Alt Investments
The Merits of Structured Products: The SG Hambros Experience

Structured products are being demanded by an increasing number of high net worth individuals as a means of attracting good returns, but mini...
Structured products are being demanded by an increasing number of high net worth individuals as a means of attracting good returns, but minimizing the risk of the initial investment at the same time. SG Hambros in London is witnessing a strong surge for demand for such products and is constructing evermore sophisticated products to cater for the demand.
“We are currently putting together around 4-5 structured products a month,” said Peter Gardner, head of product development, at a seminar yesterday in London. “There has been a doubling in the assets under management of structured products in the last year.”
Mr Gardner added that SG Hambros has an edge in the structured product area due to its parent, Société Générale, being a “powerhouse” in derivatives. “This helps enormously with the construction of the product.”
The London-based bank provides clients access to structured products with liquid assets of $1 million-plus. “Although to gain the maximum benefit of such structures,” Mr Gardner said, “liquid assets of $7 million would probably be required.”
SG Hambros is increasingly offering its clients Constant Proportion Portfolio Insurance structuring techniques—a more sophisticated product that enables active management of the structured product.
“This enables assets to be bought and sold throughout the life of the structure to ensure the optimum level of both risk and investment exposure are maintained.”
Mr Gardner said CPPI’s are very attractive in a low interest rate environment. “A CPPI structure borrows money to invest in the risky assets—obviously the expected return needs to beat the cost of the borrowing. If the interest rate rises and becomes higher than the expected return on the risky assets, the manager will stop the leverage (not the investment).”
Second generation CPPIs are the latest innovation, which increasingly allow banks to limit volatility and more actively manage the multiplier part of the structured product.
“One of the problems associated with CPPI is that the structure, whilst allowing for the active management of the underlying investments, does not allow for active management of the leverage,” said Mr Gardner.
He added that new techniques such as Dynamic Portfolio Insurance allow for the active management of the CPPI parameters (including the leverage) as well as the underlying investment.

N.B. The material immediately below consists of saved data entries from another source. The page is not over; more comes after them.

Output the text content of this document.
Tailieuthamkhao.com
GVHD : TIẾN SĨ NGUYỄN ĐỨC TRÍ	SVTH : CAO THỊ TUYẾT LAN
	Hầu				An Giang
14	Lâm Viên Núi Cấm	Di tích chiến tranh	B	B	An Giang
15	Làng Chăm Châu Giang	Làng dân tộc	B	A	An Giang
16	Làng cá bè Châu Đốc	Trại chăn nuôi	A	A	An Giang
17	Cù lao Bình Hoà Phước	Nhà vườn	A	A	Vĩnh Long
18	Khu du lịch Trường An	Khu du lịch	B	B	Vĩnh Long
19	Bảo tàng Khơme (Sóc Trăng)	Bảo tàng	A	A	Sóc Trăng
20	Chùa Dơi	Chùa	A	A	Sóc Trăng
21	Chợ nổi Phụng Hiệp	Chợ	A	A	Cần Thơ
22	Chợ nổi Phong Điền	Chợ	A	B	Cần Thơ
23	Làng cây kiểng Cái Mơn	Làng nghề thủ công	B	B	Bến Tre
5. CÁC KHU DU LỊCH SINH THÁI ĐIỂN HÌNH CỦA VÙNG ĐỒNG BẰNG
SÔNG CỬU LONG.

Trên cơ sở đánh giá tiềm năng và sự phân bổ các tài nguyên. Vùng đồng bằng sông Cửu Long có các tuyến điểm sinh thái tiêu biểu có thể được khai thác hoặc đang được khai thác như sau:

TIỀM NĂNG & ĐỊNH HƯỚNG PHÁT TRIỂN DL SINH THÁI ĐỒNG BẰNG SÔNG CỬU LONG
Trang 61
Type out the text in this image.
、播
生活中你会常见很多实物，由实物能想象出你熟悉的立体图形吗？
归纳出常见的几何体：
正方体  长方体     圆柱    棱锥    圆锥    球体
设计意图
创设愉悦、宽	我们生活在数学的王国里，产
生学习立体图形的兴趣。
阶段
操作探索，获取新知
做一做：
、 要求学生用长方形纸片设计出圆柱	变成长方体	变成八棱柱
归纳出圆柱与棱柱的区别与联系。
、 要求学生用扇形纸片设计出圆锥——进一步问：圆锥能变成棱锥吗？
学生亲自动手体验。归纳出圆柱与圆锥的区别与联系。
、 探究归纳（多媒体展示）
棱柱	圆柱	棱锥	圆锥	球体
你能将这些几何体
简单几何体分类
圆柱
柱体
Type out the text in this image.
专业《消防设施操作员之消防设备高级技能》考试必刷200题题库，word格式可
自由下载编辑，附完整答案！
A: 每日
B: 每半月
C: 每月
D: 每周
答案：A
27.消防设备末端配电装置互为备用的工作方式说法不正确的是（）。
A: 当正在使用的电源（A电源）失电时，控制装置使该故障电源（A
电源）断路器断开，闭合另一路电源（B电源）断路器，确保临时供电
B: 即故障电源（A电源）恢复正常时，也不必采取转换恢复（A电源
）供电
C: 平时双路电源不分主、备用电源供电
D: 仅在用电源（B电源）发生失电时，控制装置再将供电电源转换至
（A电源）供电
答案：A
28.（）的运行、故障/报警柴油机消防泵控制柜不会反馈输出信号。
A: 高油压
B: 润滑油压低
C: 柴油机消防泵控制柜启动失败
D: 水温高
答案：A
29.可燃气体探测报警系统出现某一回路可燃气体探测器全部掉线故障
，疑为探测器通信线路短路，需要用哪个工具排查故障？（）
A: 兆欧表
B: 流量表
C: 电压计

Second generation CPPI’s have three levels of management:
- The alpha of the underlying investment managers—the asset allocation based on market expectations;
- The mathematical rebalancing of the CPPI—the active rebalancing between the underlying investments and the non-risky assets based on market trends; and
- The alpha of the product manager—the active adjustment of the leverage factor and other CPPI factors depending on the product manager's market expectations.
Mr Gardner believes SG Hambros will see plenty more structured product techniques. “Structured products are an investment area that still has significant room to expand and is constantly changing, benefiting from developments in financial engineering and derivative trading.”